The justices released, 11-210, regarding the Stolen Valor Act, finding it infringes upon speech protected by the First Amendment. A direct causal link between the restriction imposed and the injury to be prevented hasn’t been shown in this case, the court ruled.
The case involves Xavier Alvarez, who lied when telling people he held the Congressional Medal of Honor. His lie violates the Stolen Valor Act of 2005 and he was indicted under the Act in California. The 9th Circuit Court of Appeals held the Act was invalid under the First Amendment. This year, after certiorari was granted, the 10th Circuit Court of Appeals in an unrelated case found the Act to be constitutional.
“Statutes suppressing or restricting speech must be judged by the sometimes inconvenient principles of the First Amendment. By this measure, the statutory provisions under which respondent was convicted must be held invalid, and his conviction must be set aside,” wrote Justice Anthony Kennedy, who delivered the court opinion.
“Were the Court to hold that the interest in truthful discourse alone is sufficient to sustain a ban on speech, absent any evidence that the speech was used to gain a material advantage, it would give government a broad censorial power unprecedented in this Court’s cases or in our constitutional tradition. The mere potential for the exercise of that power casts a chill, a chill the First Amendment cannot permit if free speech, thought, and discourse are to remain a foundation of our freedom.”
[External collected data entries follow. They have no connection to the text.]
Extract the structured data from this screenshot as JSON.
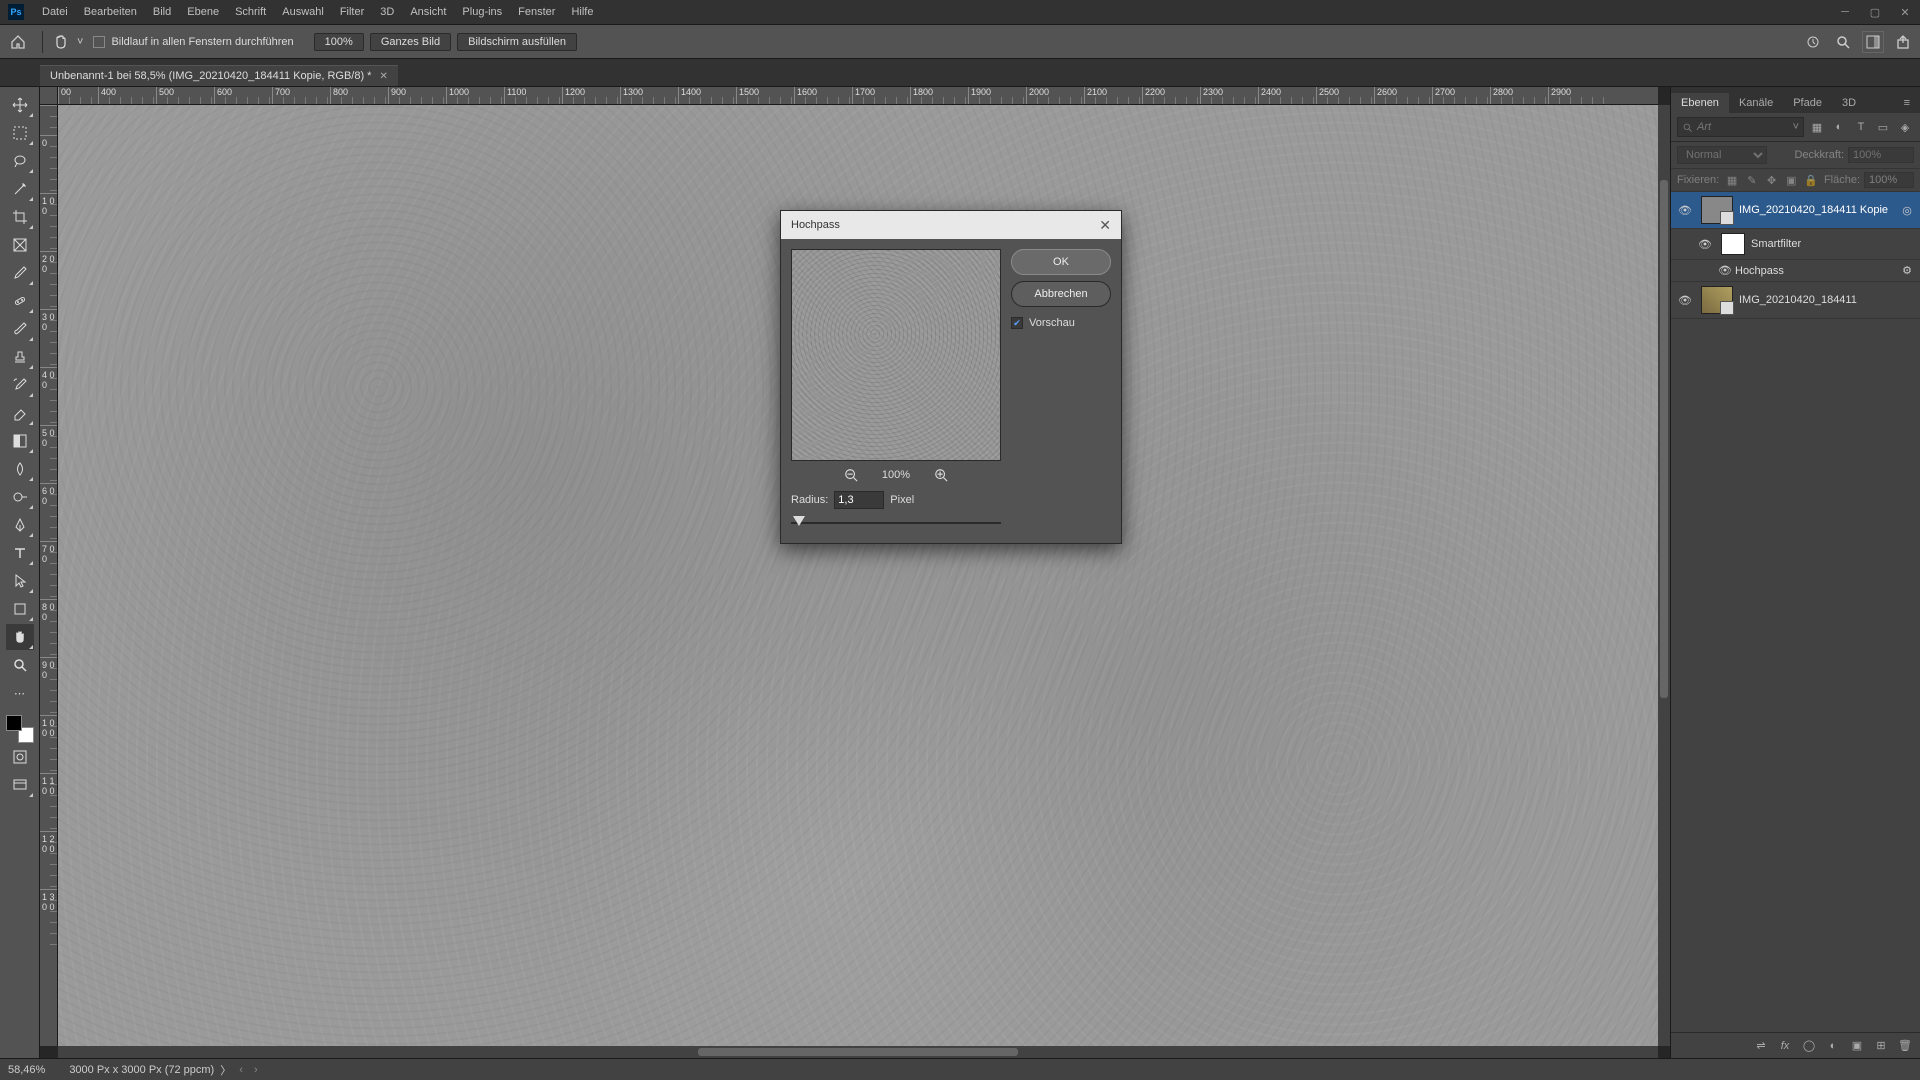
{
  "menu": [
    "Datei",
    "Bearbeiten",
    "Bild",
    "Ebene",
    "Schrift",
    "Auswahl",
    "Filter",
    "3D",
    "Ansicht",
    "Plug-ins",
    "Fenster",
    "Hilfe"
  ],
  "options": {
    "scroll_all": "Bildlauf in allen Fenstern durchführen",
    "zoom": "100%",
    "fit_image": "Ganzes Bild",
    "fill_screen": "Bildschirm ausfüllen"
  },
  "doc_tab": "Unbenannt-1 bei 58,5% (IMG_20210420_184411 Kopie, RGB/8) *",
  "ruler_h": [
    "00",
    "400",
    "500",
    "600",
    "700",
    "800",
    "900",
    "1000",
    "1100",
    "1200",
    "1300",
    "1400",
    "1500",
    "1600",
    "1700",
    "1800",
    "1900",
    "2000",
    "2100",
    "2200",
    "2300",
    "2400",
    "2500",
    "2600",
    "2700",
    "2800",
    "2900"
  ],
  "ruler_v": [
    "",
    "0",
    "1 0 0",
    "2 0 0",
    "3 0 0",
    "4 0 0",
    "5 0 0",
    "6 0 0",
    "7 0 0",
    "8 0 0",
    "9 0 0",
    "1 0 0 0",
    "1 1 0 0",
    "1 2 0 0",
    "1 3 0 0"
  ],
  "dialog": {
    "title": "Hochpass",
    "ok": "OK",
    "cancel": "Abbrechen",
    "preview": "Vorschau",
    "zoom": "100%",
    "radius_label": "Radius:",
    "radius_value": "1,3",
    "pixel": "Pixel"
  },
  "panel": {
    "tabs": [
      "Ebenen",
      "Kanäle",
      "Pfade",
      "3D"
    ],
    "search_placeholder": "Art",
    "blend": "Normal",
    "opacity_label": "Deckkraft:",
    "opacity_value": "100%",
    "lock_label": "Fixieren:",
    "fill_label": "Fläche:",
    "fill_value": "100%",
    "layer1": "IMG_20210420_184411 Kopie",
    "smartfilter": "Smartfilter",
    "hochpass": "Hochpass",
    "layer2": "IMG_20210420_184411"
  },
  "status": {
    "zoom": "58,46%",
    "info": "3000 Px x 3000 Px (72 ppcm)"
  }
}
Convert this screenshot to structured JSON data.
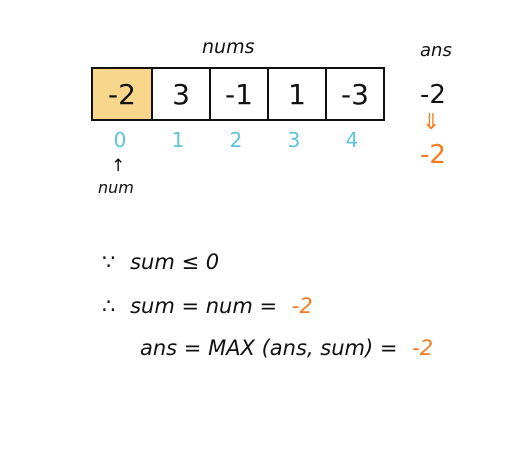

Justice Stephen Breyer in his concurring opinion, which Justice Elena Kagan joined, noted that Congress may be able to finely tailor the statute.
Justices Antonin Scalia and Clarence Thomas joined Justice Samuel Alito’s dissent.
“By holding that the First Amendment nevertheless shields these lies, the Court breaks sharply from a long line of cases recognizing that the right to free speech does not protect false factual statements that inflict real harm and serve no legitimate interest. I would adhere to that principle and would thus uphold the constitutionality of this valuable law,” Alito wrote in his dissent.